The ACA marketplace, explained: subsidies, plan tiers, and how to avoid junk plans

By The Via Hestia TeamLast reviewed 2026-06-29

This article explains how ACA marketplace subsidies and plan tiers generally work, and how to verify you’re using a legitimate exchange. It’s educational information, not a recommendation about which plan is right for you — that depends on your income, health needs, and state, and is worth discussing with a licensed insurance broker or your state’s marketplace directly.


Healthcare before 65 covers the broad menu of bridge-coverage options — COBRA, a spouse’s plan, or the ACA marketplace. For many early retirees, the marketplace ends up being the most affordable of the three once subsidies are factored in. But it’s also the option most surrounded by confusing, and sometimes deliberately deceptive, advertising — so this guide goes deeper on two things: how the marketplace actually works, and how to make sure the page you’re looking at is the real one.

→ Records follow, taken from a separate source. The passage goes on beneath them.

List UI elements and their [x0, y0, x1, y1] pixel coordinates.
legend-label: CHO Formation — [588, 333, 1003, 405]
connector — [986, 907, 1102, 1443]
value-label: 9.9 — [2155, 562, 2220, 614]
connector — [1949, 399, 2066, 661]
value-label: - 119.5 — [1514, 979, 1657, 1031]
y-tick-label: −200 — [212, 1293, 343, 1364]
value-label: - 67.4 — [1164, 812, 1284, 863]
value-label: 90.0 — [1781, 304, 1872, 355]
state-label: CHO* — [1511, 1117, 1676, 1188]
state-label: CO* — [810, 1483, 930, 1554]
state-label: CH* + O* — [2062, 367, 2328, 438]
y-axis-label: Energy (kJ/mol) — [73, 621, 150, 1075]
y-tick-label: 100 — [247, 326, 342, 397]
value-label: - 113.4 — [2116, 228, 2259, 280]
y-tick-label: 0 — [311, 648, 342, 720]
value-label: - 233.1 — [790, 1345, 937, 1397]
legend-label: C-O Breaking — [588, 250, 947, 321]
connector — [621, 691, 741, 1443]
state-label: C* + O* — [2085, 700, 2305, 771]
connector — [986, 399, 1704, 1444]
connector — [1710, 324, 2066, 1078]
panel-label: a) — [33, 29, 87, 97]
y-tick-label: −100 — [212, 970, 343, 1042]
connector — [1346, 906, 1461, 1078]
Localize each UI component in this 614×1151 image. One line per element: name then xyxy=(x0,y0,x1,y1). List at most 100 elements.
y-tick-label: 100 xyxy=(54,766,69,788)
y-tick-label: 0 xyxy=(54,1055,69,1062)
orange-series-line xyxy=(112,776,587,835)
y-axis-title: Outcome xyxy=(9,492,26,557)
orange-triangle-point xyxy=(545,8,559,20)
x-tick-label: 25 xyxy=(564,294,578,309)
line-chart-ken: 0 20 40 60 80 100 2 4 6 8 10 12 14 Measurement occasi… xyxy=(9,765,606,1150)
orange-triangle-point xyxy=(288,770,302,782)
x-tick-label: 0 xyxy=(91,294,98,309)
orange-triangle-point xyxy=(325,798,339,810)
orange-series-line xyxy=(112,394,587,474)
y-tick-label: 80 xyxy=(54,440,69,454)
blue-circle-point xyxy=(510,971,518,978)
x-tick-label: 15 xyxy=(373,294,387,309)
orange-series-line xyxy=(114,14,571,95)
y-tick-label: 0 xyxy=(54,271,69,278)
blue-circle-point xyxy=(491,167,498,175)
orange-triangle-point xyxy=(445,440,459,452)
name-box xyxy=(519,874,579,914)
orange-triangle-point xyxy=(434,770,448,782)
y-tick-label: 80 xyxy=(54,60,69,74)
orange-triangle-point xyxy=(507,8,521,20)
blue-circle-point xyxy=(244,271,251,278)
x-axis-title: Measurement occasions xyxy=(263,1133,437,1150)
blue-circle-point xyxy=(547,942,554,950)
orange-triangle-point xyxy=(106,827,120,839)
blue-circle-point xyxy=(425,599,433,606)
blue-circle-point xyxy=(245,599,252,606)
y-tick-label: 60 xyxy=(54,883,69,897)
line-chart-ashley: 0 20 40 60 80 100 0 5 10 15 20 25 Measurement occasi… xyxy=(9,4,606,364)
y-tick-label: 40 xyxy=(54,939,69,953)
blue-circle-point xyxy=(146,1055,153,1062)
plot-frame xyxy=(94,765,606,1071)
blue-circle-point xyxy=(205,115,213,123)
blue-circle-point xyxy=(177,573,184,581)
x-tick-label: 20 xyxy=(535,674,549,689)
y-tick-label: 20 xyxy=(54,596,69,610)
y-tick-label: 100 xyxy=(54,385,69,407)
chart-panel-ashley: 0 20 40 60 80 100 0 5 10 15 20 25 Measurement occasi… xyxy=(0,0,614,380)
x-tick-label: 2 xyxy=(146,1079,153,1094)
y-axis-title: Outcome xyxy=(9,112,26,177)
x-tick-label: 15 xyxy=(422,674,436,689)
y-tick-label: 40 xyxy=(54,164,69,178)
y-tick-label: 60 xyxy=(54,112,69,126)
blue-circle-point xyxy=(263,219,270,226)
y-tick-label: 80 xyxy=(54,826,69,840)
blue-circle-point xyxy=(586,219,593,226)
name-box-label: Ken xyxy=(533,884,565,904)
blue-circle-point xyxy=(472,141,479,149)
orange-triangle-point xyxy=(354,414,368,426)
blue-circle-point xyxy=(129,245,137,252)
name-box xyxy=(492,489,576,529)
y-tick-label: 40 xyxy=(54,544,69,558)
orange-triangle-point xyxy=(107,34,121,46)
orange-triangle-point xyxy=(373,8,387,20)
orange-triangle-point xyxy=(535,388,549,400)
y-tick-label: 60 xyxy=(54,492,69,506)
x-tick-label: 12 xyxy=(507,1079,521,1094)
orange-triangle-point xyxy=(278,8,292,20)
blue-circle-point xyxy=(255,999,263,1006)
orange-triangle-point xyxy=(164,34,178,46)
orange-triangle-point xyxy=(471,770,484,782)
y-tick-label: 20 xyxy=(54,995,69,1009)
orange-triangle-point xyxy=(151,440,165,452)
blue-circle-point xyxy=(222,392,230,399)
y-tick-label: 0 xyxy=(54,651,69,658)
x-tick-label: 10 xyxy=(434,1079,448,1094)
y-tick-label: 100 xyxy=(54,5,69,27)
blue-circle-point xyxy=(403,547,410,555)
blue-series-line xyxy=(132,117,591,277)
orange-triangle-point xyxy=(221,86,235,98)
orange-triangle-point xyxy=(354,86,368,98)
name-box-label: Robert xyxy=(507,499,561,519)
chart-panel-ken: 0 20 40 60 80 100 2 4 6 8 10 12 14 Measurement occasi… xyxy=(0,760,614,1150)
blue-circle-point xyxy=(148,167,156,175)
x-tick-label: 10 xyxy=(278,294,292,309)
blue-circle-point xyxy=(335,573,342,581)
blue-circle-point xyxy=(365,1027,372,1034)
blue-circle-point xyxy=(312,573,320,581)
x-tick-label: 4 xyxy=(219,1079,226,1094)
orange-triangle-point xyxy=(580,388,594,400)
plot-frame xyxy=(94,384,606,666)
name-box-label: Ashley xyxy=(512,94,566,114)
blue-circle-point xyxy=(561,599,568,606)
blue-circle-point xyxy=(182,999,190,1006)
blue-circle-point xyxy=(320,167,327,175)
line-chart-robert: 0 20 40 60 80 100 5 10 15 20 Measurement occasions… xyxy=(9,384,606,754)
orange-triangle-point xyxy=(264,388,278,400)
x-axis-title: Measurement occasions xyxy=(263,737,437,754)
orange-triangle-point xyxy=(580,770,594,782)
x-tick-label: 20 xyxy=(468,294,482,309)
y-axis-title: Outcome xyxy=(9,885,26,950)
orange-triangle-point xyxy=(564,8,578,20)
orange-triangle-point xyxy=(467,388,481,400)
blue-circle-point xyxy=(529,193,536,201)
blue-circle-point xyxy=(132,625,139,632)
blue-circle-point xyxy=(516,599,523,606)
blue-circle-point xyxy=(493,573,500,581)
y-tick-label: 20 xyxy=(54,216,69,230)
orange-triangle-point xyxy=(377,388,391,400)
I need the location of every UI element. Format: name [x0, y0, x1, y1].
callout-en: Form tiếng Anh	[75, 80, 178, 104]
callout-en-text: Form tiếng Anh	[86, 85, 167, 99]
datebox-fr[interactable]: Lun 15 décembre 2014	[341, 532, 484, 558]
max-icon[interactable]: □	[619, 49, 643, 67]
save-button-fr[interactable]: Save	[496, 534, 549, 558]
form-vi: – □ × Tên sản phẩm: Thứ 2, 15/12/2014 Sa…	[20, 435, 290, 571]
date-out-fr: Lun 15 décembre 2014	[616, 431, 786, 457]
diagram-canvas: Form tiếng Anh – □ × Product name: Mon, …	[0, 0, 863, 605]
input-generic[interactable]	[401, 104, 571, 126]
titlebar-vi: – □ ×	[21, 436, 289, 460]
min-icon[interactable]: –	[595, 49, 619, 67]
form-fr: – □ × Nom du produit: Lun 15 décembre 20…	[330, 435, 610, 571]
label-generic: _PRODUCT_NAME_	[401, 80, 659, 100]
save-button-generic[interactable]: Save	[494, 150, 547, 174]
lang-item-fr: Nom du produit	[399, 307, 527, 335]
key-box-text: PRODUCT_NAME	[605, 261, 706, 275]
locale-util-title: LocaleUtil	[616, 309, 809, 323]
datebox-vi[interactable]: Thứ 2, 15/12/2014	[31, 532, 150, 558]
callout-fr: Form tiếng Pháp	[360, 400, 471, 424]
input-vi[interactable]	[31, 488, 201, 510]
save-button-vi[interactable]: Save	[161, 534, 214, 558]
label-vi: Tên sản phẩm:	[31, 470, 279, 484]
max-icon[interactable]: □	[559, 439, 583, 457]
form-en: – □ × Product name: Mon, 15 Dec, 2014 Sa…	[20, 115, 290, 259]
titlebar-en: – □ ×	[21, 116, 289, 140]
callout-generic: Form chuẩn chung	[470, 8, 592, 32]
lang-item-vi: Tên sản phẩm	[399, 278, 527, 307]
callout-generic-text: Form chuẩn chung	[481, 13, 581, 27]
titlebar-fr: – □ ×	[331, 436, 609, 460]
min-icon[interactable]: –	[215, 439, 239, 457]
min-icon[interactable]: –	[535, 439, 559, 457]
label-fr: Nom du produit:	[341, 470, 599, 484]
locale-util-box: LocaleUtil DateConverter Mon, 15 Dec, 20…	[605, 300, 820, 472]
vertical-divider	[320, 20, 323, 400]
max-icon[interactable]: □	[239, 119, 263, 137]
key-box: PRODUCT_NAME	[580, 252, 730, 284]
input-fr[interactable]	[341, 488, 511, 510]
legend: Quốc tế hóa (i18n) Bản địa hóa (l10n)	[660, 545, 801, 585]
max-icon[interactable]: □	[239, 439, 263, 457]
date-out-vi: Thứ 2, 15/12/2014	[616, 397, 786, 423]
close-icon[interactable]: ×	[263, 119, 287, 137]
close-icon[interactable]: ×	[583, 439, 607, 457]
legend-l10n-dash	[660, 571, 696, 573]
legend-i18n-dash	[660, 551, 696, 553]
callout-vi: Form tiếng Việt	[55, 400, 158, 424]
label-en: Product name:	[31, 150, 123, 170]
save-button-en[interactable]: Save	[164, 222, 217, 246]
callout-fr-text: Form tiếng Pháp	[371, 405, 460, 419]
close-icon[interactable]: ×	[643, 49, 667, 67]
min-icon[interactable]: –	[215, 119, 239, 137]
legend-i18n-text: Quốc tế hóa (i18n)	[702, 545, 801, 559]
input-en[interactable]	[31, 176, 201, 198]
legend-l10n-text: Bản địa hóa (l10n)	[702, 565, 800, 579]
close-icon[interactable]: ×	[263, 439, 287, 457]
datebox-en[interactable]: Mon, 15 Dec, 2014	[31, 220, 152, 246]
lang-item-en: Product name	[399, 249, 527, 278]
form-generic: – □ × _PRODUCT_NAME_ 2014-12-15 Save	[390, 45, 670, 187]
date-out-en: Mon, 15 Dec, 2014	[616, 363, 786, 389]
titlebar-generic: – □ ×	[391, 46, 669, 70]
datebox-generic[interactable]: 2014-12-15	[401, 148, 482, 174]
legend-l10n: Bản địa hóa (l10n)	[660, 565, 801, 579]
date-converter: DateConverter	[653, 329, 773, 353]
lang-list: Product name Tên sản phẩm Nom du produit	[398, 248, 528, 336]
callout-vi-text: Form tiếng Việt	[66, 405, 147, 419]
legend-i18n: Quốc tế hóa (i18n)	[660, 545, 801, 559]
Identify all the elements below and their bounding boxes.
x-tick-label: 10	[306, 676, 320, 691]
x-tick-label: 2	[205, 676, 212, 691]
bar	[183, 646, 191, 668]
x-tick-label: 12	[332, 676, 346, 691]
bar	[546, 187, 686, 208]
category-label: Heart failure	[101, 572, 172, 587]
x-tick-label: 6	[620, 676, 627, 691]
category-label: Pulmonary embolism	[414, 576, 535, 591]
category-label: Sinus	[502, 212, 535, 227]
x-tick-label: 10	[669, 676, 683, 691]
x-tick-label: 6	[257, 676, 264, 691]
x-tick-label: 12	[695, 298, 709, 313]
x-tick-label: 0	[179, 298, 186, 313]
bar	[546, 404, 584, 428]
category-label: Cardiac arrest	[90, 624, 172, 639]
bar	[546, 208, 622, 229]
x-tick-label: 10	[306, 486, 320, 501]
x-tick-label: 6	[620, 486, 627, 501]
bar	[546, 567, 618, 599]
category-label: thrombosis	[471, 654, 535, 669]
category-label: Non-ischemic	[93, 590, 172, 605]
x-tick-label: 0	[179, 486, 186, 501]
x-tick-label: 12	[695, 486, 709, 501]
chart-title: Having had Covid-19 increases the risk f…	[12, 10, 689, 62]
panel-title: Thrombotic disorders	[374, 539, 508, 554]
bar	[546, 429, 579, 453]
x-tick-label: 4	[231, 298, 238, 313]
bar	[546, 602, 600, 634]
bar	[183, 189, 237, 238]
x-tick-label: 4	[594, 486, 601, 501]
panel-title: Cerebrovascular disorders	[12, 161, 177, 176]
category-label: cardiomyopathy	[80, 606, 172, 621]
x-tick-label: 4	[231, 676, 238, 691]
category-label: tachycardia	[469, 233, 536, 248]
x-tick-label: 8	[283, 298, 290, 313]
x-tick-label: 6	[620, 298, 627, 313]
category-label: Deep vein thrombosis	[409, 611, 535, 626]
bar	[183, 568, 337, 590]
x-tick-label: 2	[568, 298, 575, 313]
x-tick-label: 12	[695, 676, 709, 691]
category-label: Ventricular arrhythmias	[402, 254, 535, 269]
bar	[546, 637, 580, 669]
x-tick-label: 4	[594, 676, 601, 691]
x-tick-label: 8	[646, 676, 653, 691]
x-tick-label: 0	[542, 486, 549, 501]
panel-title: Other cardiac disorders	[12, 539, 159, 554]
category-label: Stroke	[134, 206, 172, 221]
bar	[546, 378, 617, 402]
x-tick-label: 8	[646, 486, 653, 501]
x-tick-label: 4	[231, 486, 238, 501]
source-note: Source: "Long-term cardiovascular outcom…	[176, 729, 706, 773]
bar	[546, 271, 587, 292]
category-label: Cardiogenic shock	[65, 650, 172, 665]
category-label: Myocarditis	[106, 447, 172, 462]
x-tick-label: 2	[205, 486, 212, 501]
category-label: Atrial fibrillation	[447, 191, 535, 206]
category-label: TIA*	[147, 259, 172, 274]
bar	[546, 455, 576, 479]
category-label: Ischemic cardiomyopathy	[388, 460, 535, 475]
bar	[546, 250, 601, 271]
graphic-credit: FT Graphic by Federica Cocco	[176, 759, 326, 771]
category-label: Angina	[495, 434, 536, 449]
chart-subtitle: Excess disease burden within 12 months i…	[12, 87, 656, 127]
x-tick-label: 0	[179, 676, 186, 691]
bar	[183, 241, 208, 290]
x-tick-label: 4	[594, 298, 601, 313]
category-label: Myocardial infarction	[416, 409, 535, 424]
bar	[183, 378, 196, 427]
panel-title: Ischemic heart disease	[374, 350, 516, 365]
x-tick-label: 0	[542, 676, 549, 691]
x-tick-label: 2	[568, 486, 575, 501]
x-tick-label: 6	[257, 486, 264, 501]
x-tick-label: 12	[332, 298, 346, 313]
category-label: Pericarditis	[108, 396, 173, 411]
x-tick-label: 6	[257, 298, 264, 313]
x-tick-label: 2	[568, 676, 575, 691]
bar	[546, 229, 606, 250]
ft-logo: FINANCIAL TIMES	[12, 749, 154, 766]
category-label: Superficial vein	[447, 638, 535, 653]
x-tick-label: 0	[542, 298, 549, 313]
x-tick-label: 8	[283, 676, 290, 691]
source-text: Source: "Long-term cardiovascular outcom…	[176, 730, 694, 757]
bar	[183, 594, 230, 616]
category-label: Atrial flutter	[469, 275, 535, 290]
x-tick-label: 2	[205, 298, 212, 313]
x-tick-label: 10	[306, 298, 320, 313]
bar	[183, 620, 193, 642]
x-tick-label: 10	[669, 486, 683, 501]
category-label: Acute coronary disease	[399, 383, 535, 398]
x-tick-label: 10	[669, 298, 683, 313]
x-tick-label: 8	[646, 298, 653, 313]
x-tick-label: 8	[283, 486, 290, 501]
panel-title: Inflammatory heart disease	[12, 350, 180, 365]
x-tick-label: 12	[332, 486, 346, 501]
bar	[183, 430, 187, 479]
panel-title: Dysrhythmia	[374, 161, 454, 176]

How marketplace subsidies actually work

The ACA marketplace’s premium tax credit reduces what you pay for a plan based on income, relative to the federal poverty level (FPL). For 2026 coverage, eligibility generally runs from 100% to 400% of FPL — for a single person, roughly up to $62,600 in annual income; for a family of four, roughly up to $128,600 (KFF). The subsidy amount is calculated against a specific reference point — the second-lowest-cost silver plan available in your area, called the “benchmark plan” — not against whatever plan you actually choose.

One timing note that matters for retirement planning specifically: the amount of subsidy someone receives depends on their reported income for that year, which for an early retiree often looks very different from their working-years income. Someone retiring at 62 and living partly on savings rather than salary may show a much lower reportable income than their last working year — which can mean a meaningfully larger subsidy than they’d assume based on their pre-retirement earnings.

What the plan tiers actually mean

Marketplace plans are organized into metal tiers, each representing a different split between premium cost and out-of-pocket cost — not a quality rating:

  • Bronze (60% actuarial value): the lowest premium, the highest share of costs paid out-of-pocket when care is actually used. For 2026, the average lowest-cost bronze premium runs around $456/month before subsidies.
  • Silver (70% actuarial value): the benchmark tier subsidies are calculated against, and the only tier eligible for additional cost-sharing reductions (extra help with deductibles and copays) for households between 100–250% of FPL. The 2026 average benchmark silver premium runs around $625/month before subsidies.
  • Gold (80% actuarial value): higher premium, lower out-of-pocket costs when care is used — generally a better fit for someone who expects to use care regularly.
  • Platinum (90% actuarial value), where available: the highest premium, lowest out-of-pocket exposure.

The right tier depends on expected healthcare usage, not just the sticker price — someone in good health who rarely sees a doctor may come out ahead on a lower-premium bronze plan even paying more per visit, while someone managing an ongoing condition often comes out ahead on a higher-premium, lower-out-of-pocket gold plan.

The part that makes this different from most other bridge-coverage research: knowing the real site from a fake one

This is worth taking seriously, not as boilerplate caution: a 2026 analysis of nearly 4,800 Google searches for marketplace-related terms found that paid ads from for-profit lead-generation companies routinely outrank the actual government exchange in search results — some designed to look official, using .org domains and patriotic imagery, that are not run by any government agency at all. These sites often funnel visitors to call centers selling limited-benefit plans marketed as comprehensive coverage. CMS received roughly 40,000 complaints about unauthorized plan switches and roughly 50,000 complaints of unauthorized enrollments in a single recent quarter — much of it traced back to this kind of lead-generation funnel (FTC).

A few concrete ways to make sure you’re on a real exchange:

  • The federal marketplace is always healthcare.gov — nowhere else. States that run their own exchange have their own official .gov domain (for example, Covered California, NY State of Health) — if you’re unsure which applies to your state, healthcare.gov will route you correctly.
  • A legitimate marketplace plan listing will always show the metal tier, the actual insurer’s name, and a real subsidy calculation tied to your reported income — vague language about “free money,” gift cards, or cash benefits for signing up is a strong signal of a misleading plan, not a real marketplace offer.
  • A licensed insurance broker can also be a legitimate, no-cost way to compare plans (brokers are generally paid by the insurer, not the consumer) — the distinction is that a broker should be comparing real marketplace plans by name, not steering toward an unnamed “discount plan” or “health share” product positioned as equivalent to ACA coverage.

If something during this process looks like what’s described here — pressure, vague benefits, requests for payment via gift card, or a plan that can’t be found by name on healthcare.gov — financial fraud and scams targeting retirees covers how to report it.


Choosing a specific plan and tier is a personal decision that depends on income, health needs, and where you live — a licensed insurance broker or your state’s marketplace directly are the right resources for that comparison. This guide is meant to make sure that conversation starts from accurate information about how the system works, not from whatever ad happened to load first.